I have a doubt as to how AnyMuscleModelUsr1 is treated within the muscle recruitment optimization.
Let us imagine to have an AnyMuscleModelUsr1 muscle assigned a certain S equal to 1000, and then decrease it to 500. I would expect that the force exerted by the muscle increases (as happens with other muscles of the spine, e.g. Erector Spinae, by reducing F0). However, this is not the case. The result of a decrease in the value of S is a decrease of the muscle force.
I am looking for an explanation as to why by decreasing S, muscle force decreases, while by decreasing F0, force increases.
So, my questions are: Why does this happen? Are S and F0 considered differently within the muscle recruitment problem? If yes, how do the two parameters come into play in the optimisation problem? To my knowledge, F0 is the normalising factor of muscle force within the objective ("cost") function.

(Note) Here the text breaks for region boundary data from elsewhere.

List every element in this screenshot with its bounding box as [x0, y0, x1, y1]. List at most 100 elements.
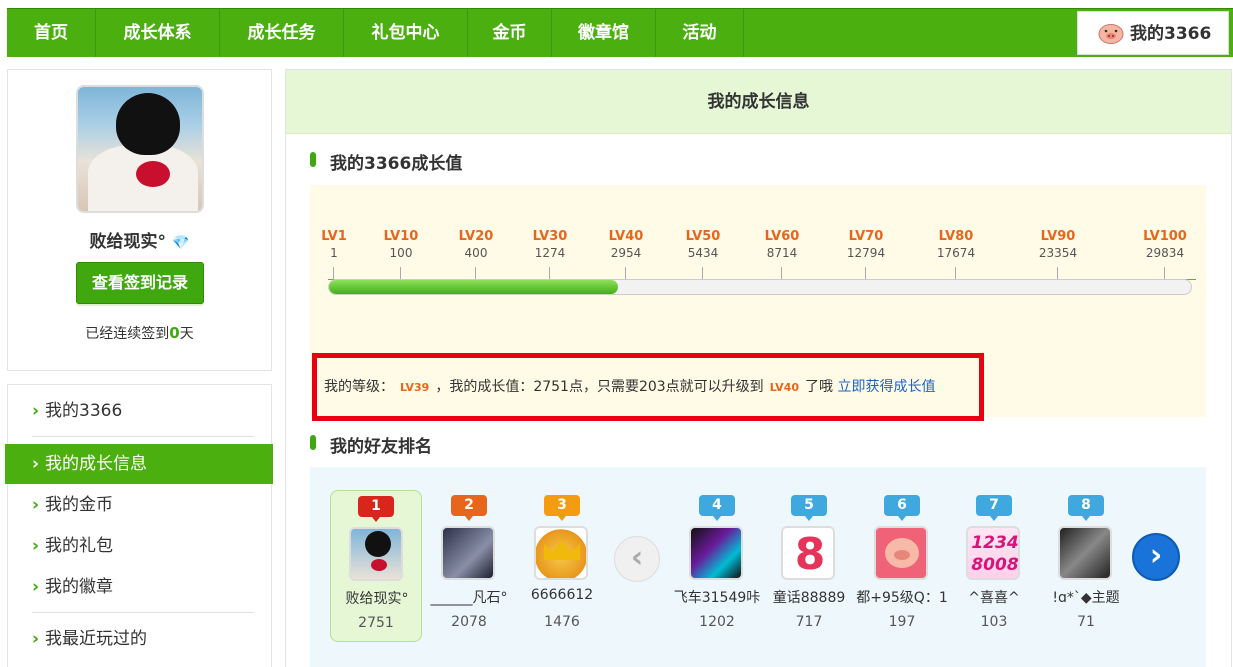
growth-progress-fill — [329, 280, 618, 294]
level-tick — [955, 267, 956, 279]
profile-card: 败给现实° 💎 查看签到记录 已经连续签到0天 — [7, 69, 272, 371]
level-marker: LV1 1 — [304, 229, 364, 279]
level-tick — [625, 267, 626, 279]
growth-section-title: 我的3366成长值 — [310, 149, 462, 174]
friend-avatar[interactable] — [1058, 526, 1112, 580]
level-threshold: 1 — [330, 246, 338, 260]
nav-growth-system[interactable]: 成长体系 — [96, 9, 220, 57]
nav-gift-center[interactable]: 礼包中心 — [344, 9, 468, 57]
friend-score: 2751 — [358, 615, 394, 631]
friend-avatar[interactable]: 8 — [781, 526, 835, 580]
level-threshold: 100 — [389, 246, 413, 260]
rank-badge: 6 — [884, 495, 920, 521]
friend-score: 2078 — [451, 614, 487, 630]
nav-coins[interactable]: 金币 — [468, 9, 552, 57]
menu-my-3366[interactable]: › 我的3366 — [32, 391, 254, 431]
friend-avatar[interactable] — [441, 526, 495, 580]
top-nav: 首页 成长体系 成长任务 礼包中心 金币 徽章馆 活动 我的3366 — [7, 8, 1233, 57]
friend-score: 103 — [980, 614, 1008, 630]
friend-card[interactable]: 6 都+95级Q：1 197 — [856, 490, 948, 642]
level-marker: LV20 400 — [446, 229, 506, 279]
growth-progress-bar — [328, 279, 1192, 295]
menu-recently-played[interactable]: › 我最近玩过的 — [32, 619, 254, 659]
friend-avatar[interactable] — [689, 526, 743, 580]
friends-section-title: 我的好友排名 — [310, 432, 432, 457]
friend-name: 都+95级Q：1 — [856, 590, 948, 606]
friend-name: ______凡石° — [430, 590, 508, 606]
nav-badge-hall[interactable]: 徽章馆 — [552, 9, 656, 57]
friend-name: 飞车31549咔 — [673, 590, 761, 606]
level-name: LV70 — [848, 229, 884, 244]
friend-name: 童话88889 — [772, 590, 846, 606]
menu-my-gifts[interactable]: › 我的礼包 — [32, 526, 254, 566]
friend-card[interactable]: 3 6666612 1476 — [516, 490, 608, 642]
rank-badge: 3 — [544, 495, 580, 521]
friend-card[interactable]: 5 8 童话88889 717 — [763, 490, 855, 642]
rank-badge: 1 — [358, 496, 394, 522]
chevron-right-icon: › — [32, 536, 40, 556]
level-marker: LV100 29834 — [1135, 229, 1195, 279]
friend-score: 1202 — [699, 614, 735, 630]
friend-name: !ɑ*`◆主题 — [1052, 590, 1120, 606]
nav-activities[interactable]: 活动 — [656, 9, 744, 57]
view-checkin-button[interactable]: 查看签到记录 — [76, 262, 204, 304]
menu-label: 我的徽章 — [45, 577, 114, 597]
friend-card[interactable]: 1 败给现实° 2751 — [330, 490, 422, 642]
menu-my-badges[interactable]: › 我的徽章 — [32, 567, 254, 607]
next-arrow-button[interactable]: › — [1132, 533, 1180, 581]
diamond-icon: 💎 — [172, 235, 190, 251]
streak-suffix: 天 — [179, 326, 194, 342]
level-marker: LV30 1274 — [520, 229, 580, 279]
level-threshold: 23354 — [1038, 246, 1078, 260]
menu-label: 我的金币 — [45, 495, 114, 515]
friend-avatar[interactable] — [534, 526, 588, 580]
friend-ranking-panel: 1 败给现实° 2751 2 ______凡石° 2078 3 6666612 1476 4 飞车3… — [310, 467, 1206, 667]
level-marker: LV70 12794 — [836, 229, 896, 279]
get-growth-link[interactable]: 立即获得成长值 — [837, 379, 935, 395]
level-suffix: 了哦 — [805, 379, 834, 395]
menu-divider — [32, 612, 254, 613]
friend-card[interactable]: 8 !ɑ*`◆主题 71 — [1040, 490, 1132, 642]
menu-my-growth-info[interactable]: › 我的成长信息 — [5, 444, 273, 484]
friend-card[interactable]: 2 ______凡石° 2078 — [423, 490, 515, 642]
menu-label: 我的3366 — [45, 401, 123, 421]
level-tick — [1057, 267, 1058, 279]
nav-home[interactable]: 首页 — [7, 9, 96, 57]
level-threshold: 1274 — [534, 246, 566, 260]
level-tick — [333, 267, 334, 279]
streak-days: 0 — [169, 324, 180, 342]
friend-card[interactable]: 7 1234 8008 ^喜喜^ 103 — [948, 490, 1040, 642]
pig-icon — [1098, 24, 1124, 44]
level-tick — [549, 267, 550, 279]
checkin-streak: 已经连续签到0天 — [8, 323, 271, 343]
nav-growth-tasks[interactable]: 成长任务 — [220, 9, 344, 57]
level-marker: LV10 100 — [371, 229, 431, 279]
friend-score: 717 — [795, 614, 823, 630]
menu-label: 我最近玩过的 — [45, 629, 148, 649]
current-level-badge: LV39 — [400, 381, 430, 394]
nav-my-3366[interactable]: 我的3366 — [1077, 11, 1229, 55]
page-title: 我的成长信息 — [286, 70, 1231, 134]
level-threshold: 12794 — [846, 246, 886, 260]
level-name: LV90 — [1040, 229, 1076, 244]
username-text: 败给现实° — [89, 232, 167, 252]
friend-avatar[interactable] — [874, 526, 928, 580]
growth-summary: ，我的成长值：2751点，只需要203点就可以升级到 — [435, 379, 764, 395]
level-threshold: 400 — [464, 246, 488, 260]
menu-my-coins[interactable]: › 我的金币 — [32, 485, 254, 525]
friend-score: 197 — [888, 614, 916, 630]
level-marker: LV40 2954 — [596, 229, 656, 279]
friend-avatar[interactable]: 1234 8008 — [966, 526, 1020, 580]
next-level-badge: LV40 — [769, 381, 800, 394]
level-marker: LV50 5434 — [673, 229, 733, 279]
chevron-right-icon: › — [32, 495, 40, 515]
menu-label: 我的礼包 — [45, 536, 114, 556]
level-tick — [702, 267, 703, 279]
avatar[interactable] — [76, 85, 204, 213]
level-marker: LV60 8714 — [752, 229, 812, 279]
level-marker: LV80 17674 — [926, 229, 986, 279]
prev-arrow-button[interactable]: ‹ — [614, 536, 660, 582]
friend-card[interactable]: 4 飞车31549咔 1202 — [671, 490, 763, 642]
chevron-right-icon: › — [32, 454, 40, 474]
friend-avatar[interactable] — [349, 527, 403, 581]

As per the reference manual of AnyMuscleModelUsr1,
The strength of the muscle can be defined by an explicit expression for the member āSā. This expression is evaluated and used in the muscle recruitment analysis during for instance inverse dynamic simulation.
So, it is S that is used in the muscle recruitment.
The first constraint in muscle recruitment says that the dynamic equilibrium should be respected. This means the muscles will produce a force that satisfies the loads on the body. Normally, decreasing the strength of a muscle means that you are increasing the cost for using this muscle and the solver will try to reduce using this muscle. The muscle force should decrease in this case. Of course, it depends on the system itself and if there are any other muscles that can take the load. If there are no other muscles that can share the load, then the muscle force will remain the same no matter what you do to the strength.
In case of simple muscle model, F0 will be used in the muscle recruitment optimization. In case of AnyMuscleModelUsr1, S will be used. But they should be treated the same in the optimization problem. What you have seen could be due to the model and loads being applied to the model. The best way to understand this would be to create a simple model one-segment model where you can have two or three different muscles with different muscle models to see how changing the parameters affects the load-sharing between the muscles.